Background: Health and Demographic Surveillance Systems (HDSS) have been instrumental in advancing population and health research in low- and middle- income countries where vital registration systems are often weak. However, the utility of HDSS would be enhanced if their databases could be linked with those of local health facilities. We assess the feasibility of record linkage in rural South Africa using data from the Agincourt HDSS and a local health facility.
Methods: Using a gold standard dataset of 623 record pairs matched by means of fingerprints, we evaluate twenty record linkage scenarios (involving different identifiers, string comparison techniques and with and without clerical review) based on the Fellegi-Sunter probabilistic record linkage model. Matching rates and quality are measured by their sensitivity and positive predictive value (PPV). Background characteristics of matched and unmatched cases are compared to assess systematic bias in the resulting record-linked dataset.
Results: A hybrid approach of deterministic followed by probabilistic record linkage, and scenarios that use an extended set of identifiers including another household member's first name yield the best results. The best fully automated record linkage scenario has a sensitivity of 83.6% and PPV of 95.1%. The sensitivity and PPV increase to 84.3% and 96.9%, respectively, when clerical review is undertaken on 10% of the record pairs. The likelihood of being linked is significantly lower for females, non-South Africans and the elderly.

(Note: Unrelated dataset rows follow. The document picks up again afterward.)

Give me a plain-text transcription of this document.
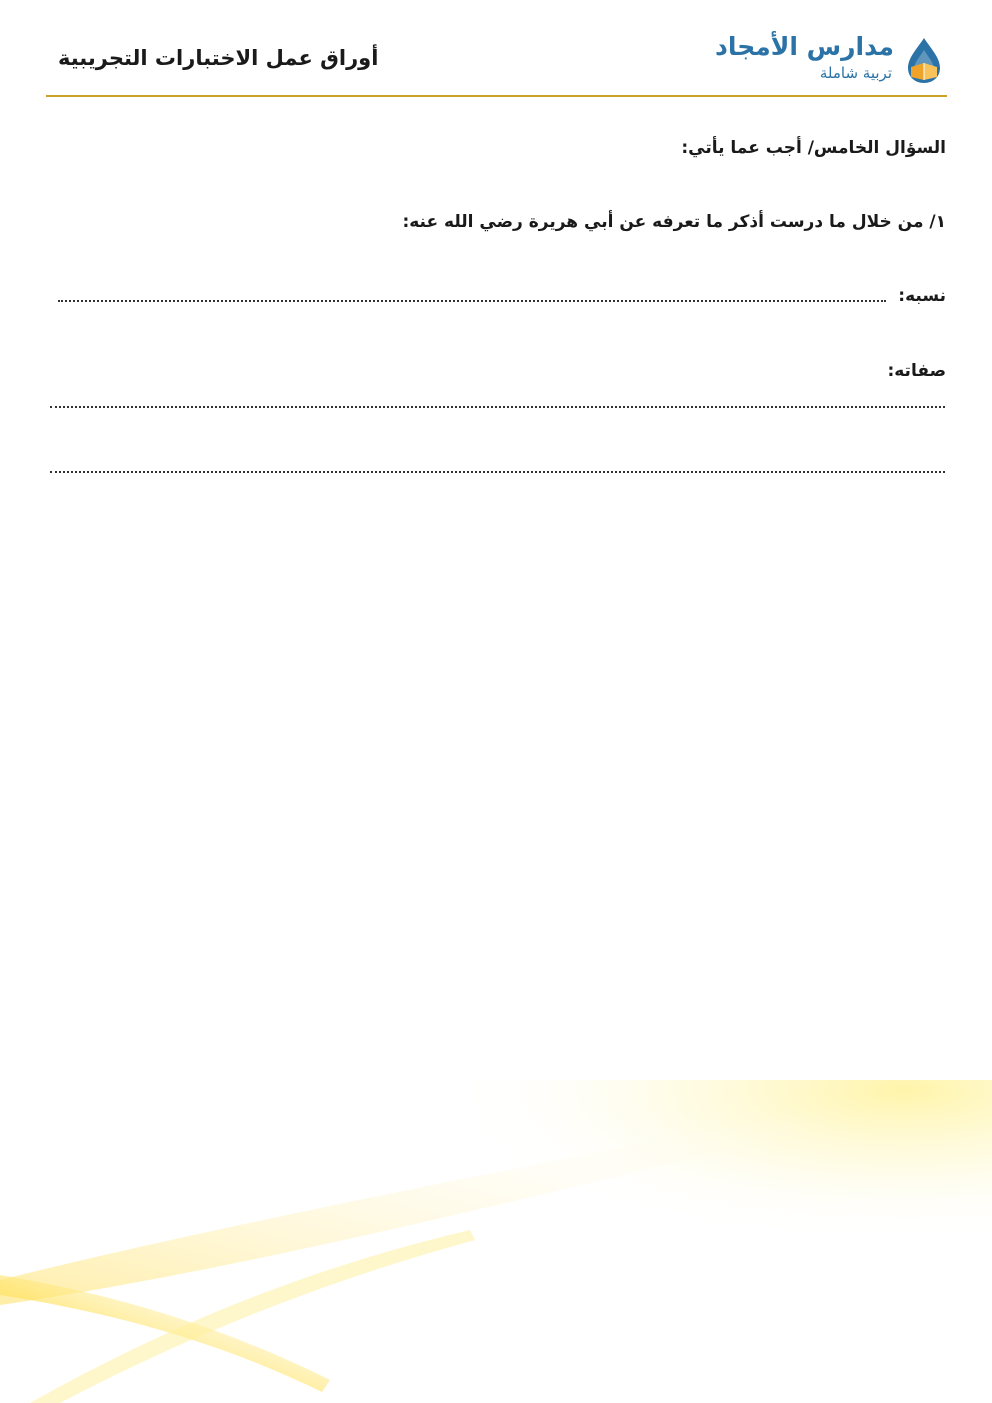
أوراق عمل الاختبارات التجريبية	مدارس الأمجاد
تربية شاملة
السؤال الخامس/ أجب عما يأتي:
١/ من خلال ما درست أذكر ما تعرفه عن أبي هريرة رضي الله عنه:
نسبه:
صفاته:
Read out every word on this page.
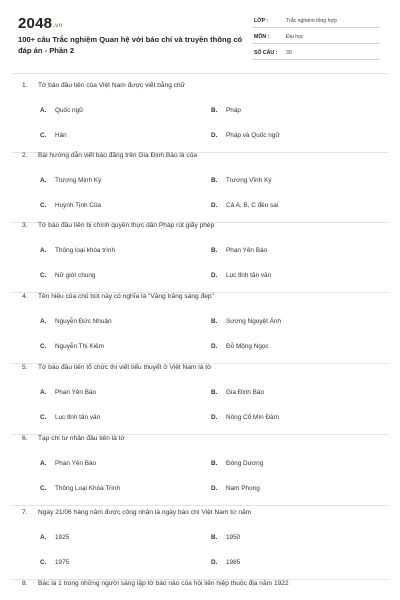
2048.vn
100+ câu Trắc nghiệm Quan hệ với báo chí và truyền thông có đáp án - Phần 2
LỚP :	Trắc nghiệm tổng hợp
MÔN :	Đại học
SỐ CÂU : 30
1. Tờ báo đầu tiên của Việt Nam được viết bằng chữ
A. Quốc ngữ	B. Pháp
C. Hán	D. Pháp và Quốc ngữ
2. Bài hướng dẫn viết báo đăng trên Gia Định Báo là của
A. Trương Minh Ký	B. Trương Vĩnh Ký
C. Huỳnh Tịnh Của	D. Cả A, B, C đều sai
3. Tờ báo đầu tiên bị chính quyền thực dân Pháp rút giấy phép
A. Thông loại khóa trình	B. Phan Yên Báo
C. Nữ giới chung	D. Lục tỉnh tân văn
4. Tên hiệu của chủ bút này có nghĩa là "Vầng trăng sáng đẹp"
A. Nguyễn Đức Nhuận	B. Sương Nguyệt Ánh
C. Nguyễn Thị Kiêm	D. Đỗ Mộng Ngọc
5. Tờ báo đầu tiên tổ chức thi viết tiểu thuyết ở Việt Nam là tờ
A. Phan Yên Báo	B. Gia Định Báo
C. Lục tỉnh tân văn	D. Nông Cổ Mín Đàm
6. Tạp chí tư nhân đầu tiên là tờ
A. Phan Yên Báo	B. Đông Dương
C. Thông Loại Khóa Trình	D. Nam Phong
7. Ngày 21/06 hàng năm được công nhận là ngày báo chí Việt Nam từ năm
A. 1925	B. 1950
C. 1975	D. 1985
8. Bác là 1 trong những người sáng lập tờ báo nào của hội liên hiệp thuộc địa năm 1922
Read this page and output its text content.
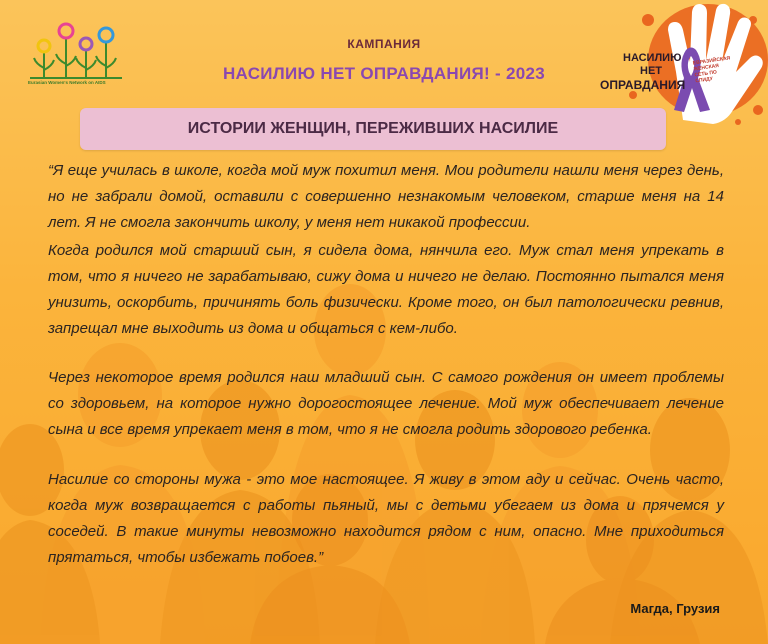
Eurasian Women's Network on AIDS
КАМПАНИЯ
НАСИЛИЮ НЕТ ОПРАВДАНИЯ! - 2023
НАСИЛИЮ
НЕТ
ОПРАВДАНИЯ
ЕВРАЗИЙСКАЯ ЖЕНСКАЯ СЕТЬ ПО СПИДУ
ИСТОРИИ ЖЕНЩИН, ПЕРЕЖИВШИХ НАСИЛИЕ

“Я еще училась в школе, когда мой муж похитил меня. Мои родители нашли меня через день, но не забрали домой, оставили с совершенно незнакомым человеком, старше меня на 14 лет. Я не смогла закончить школу, у меня нет никакой профессии.

Когда родился мой старший сын, я сидела дома, нянчила его. Муж стал меня упрекать в том, что я ничего не зарабатываю, сижу дома и ничего не делаю. Постоянно пытался меня унизить, оскорбить, причинять боль физически. Кроме того, он был патологически ревнив, запрещал мне выходить из дома и общаться с кем-либо.

Через некоторое время родился наш младший сын. С самого рождения он имеет проблемы со здоровьем, на которое нужно дорогостоящее лечение. Мой муж обеспечивает лечение сына и все время упрекает меня в том, что я не смогла родить здорового ребенка.

Насилие со стороны мужа - это мое настоящее. Я живу в этом аду и сейчас. Очень часто, когда муж возвращается с работы пьяный, мы с детьми убегаем из дома и прячемся у соседей. В такие минуты невозможно находится рядом с ним, опасно. Мне приходиться прятаться, чтобы избежать побоев.”

Магда, Грузия
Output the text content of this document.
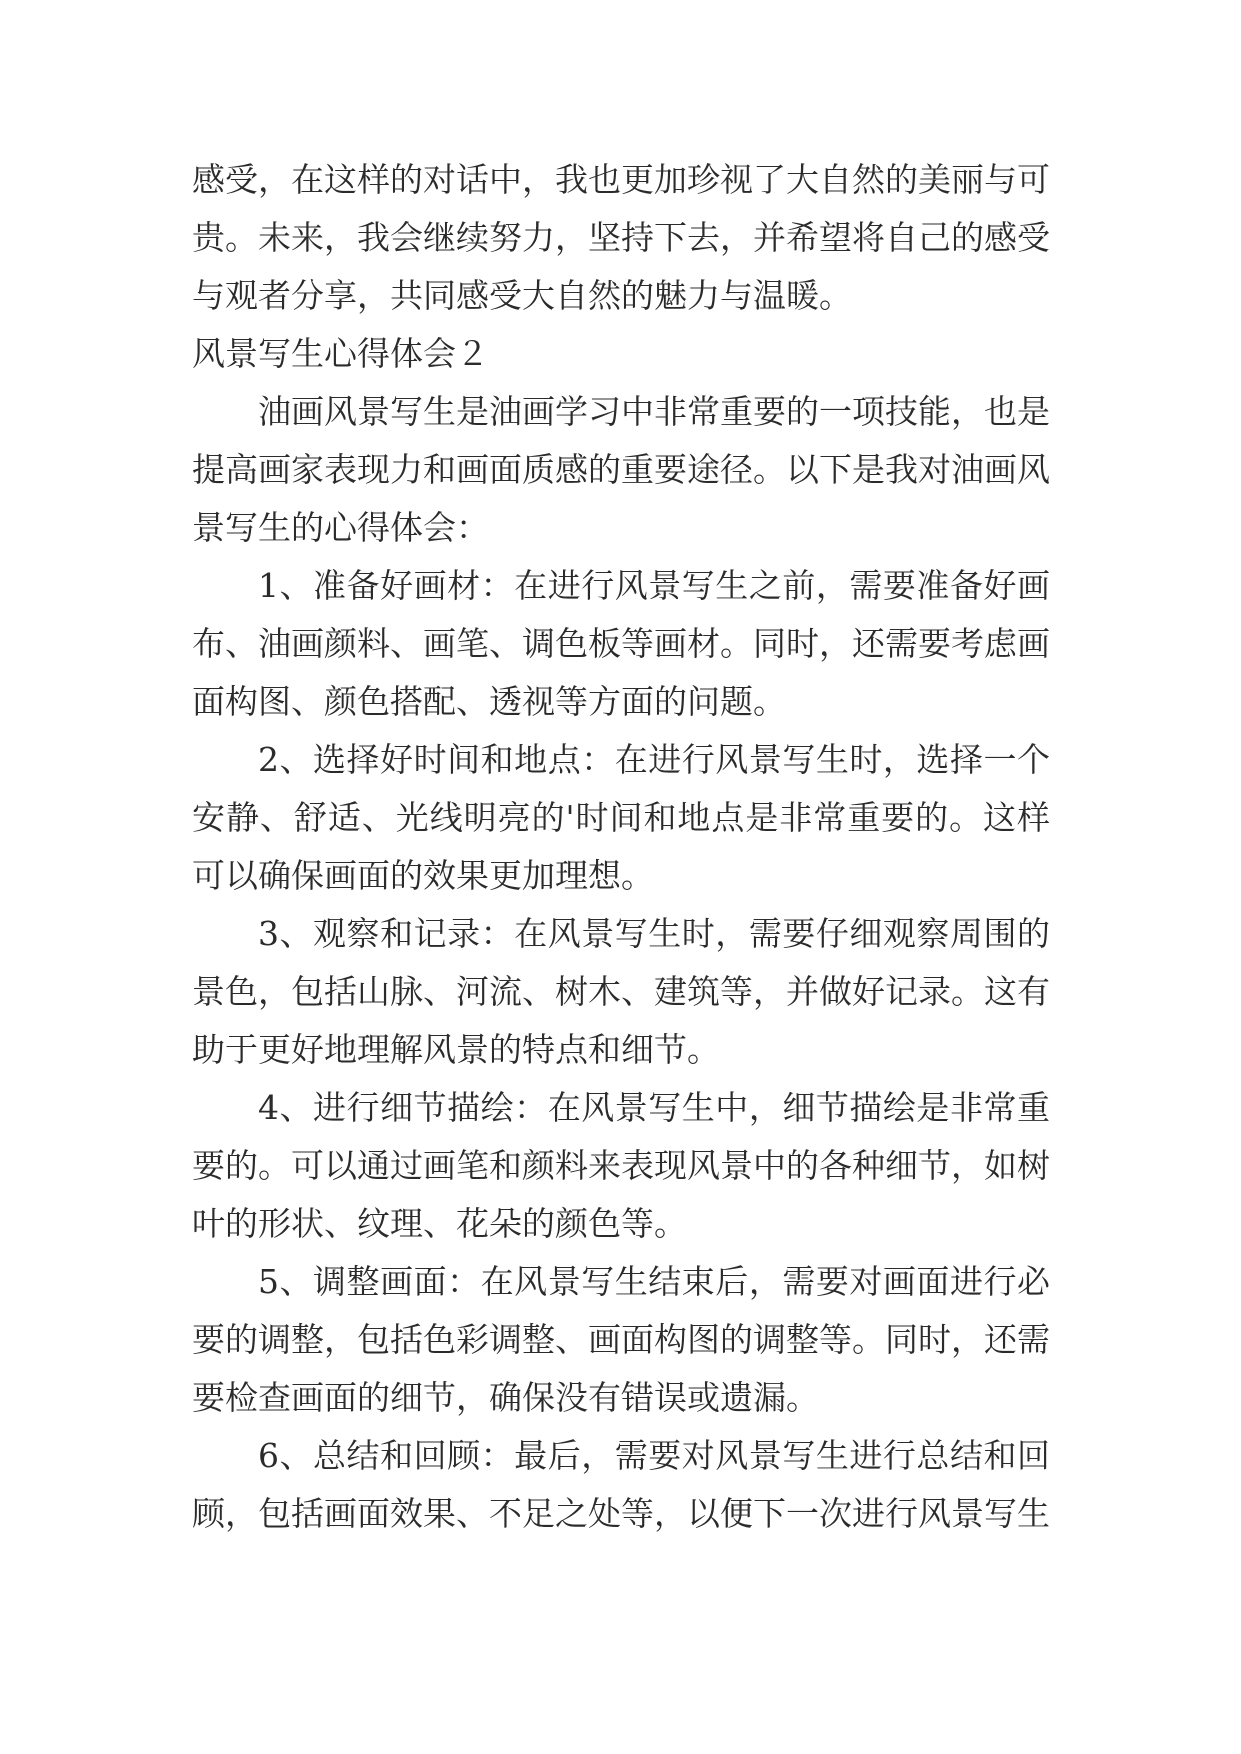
感受，在这样的对话中，我也更加珍视了大自然的美丽与可贵。未来，我会继续努力，坚持下去，并希望将自己的感受与观者分享，共同感受大自然的魅力与温暖。

风景写生心得体会２

油画风景写生是油画学习中非常重要的一项技能，也是提高画家表现力和画面质感的重要途径。以下是我对油画风景写生的心得体会：

1、准备好画材：在进行风景写生之前，需要准备好画布、油画颜料、画笔、调色板等画材。同时，还需要考虑画面构图、颜色搭配、透视等方面的问题。

2、选择好时间和地点：在进行风景写生时，选择一个安静、舒适、光线明亮的'时间和地点是非常重要的。这样可以确保画面的效果更加理想。

3、观察和记录：在风景写生时，需要仔细观察周围的景色，包括山脉、河流、树木、建筑等，并做好记录。这有助于更好地理解风景的特点和细节。

4、进行细节描绘：在风景写生中，细节描绘是非常重要的。可以通过画笔和颜料来表现风景中的各种细节，如树叶的形状、纹理、花朵的颜色等。

5、调整画面：在风景写生结束后，需要对画面进行必要的调整，包括色彩调整、画面构图的调整等。同时，还需要检查画面的细节，确保没有错误或遗漏。

6、总结和回顾：最后，需要对风景写生进行总结和回顾，包括画面效果、不足之处等，以便下一次进行风景写生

Conclusion: Using records matched by means of fingerprints as the gold standard, we have demonstrated the feasibility of fully automated probabilistic record linkage using identifiers that are routinely collected in health facilities in South Africa. Our study also shows that matching statistics can be improved if other identifiers (e.g., another household member's first name) are added to the set of matching variables, and, to a lesser extent, with clerical review. Matching success is, however, correlated with background characteristics that are indicative of the instability of personal attributes over time (e.g., surname in the case of women) or with misreporting (e.g., age).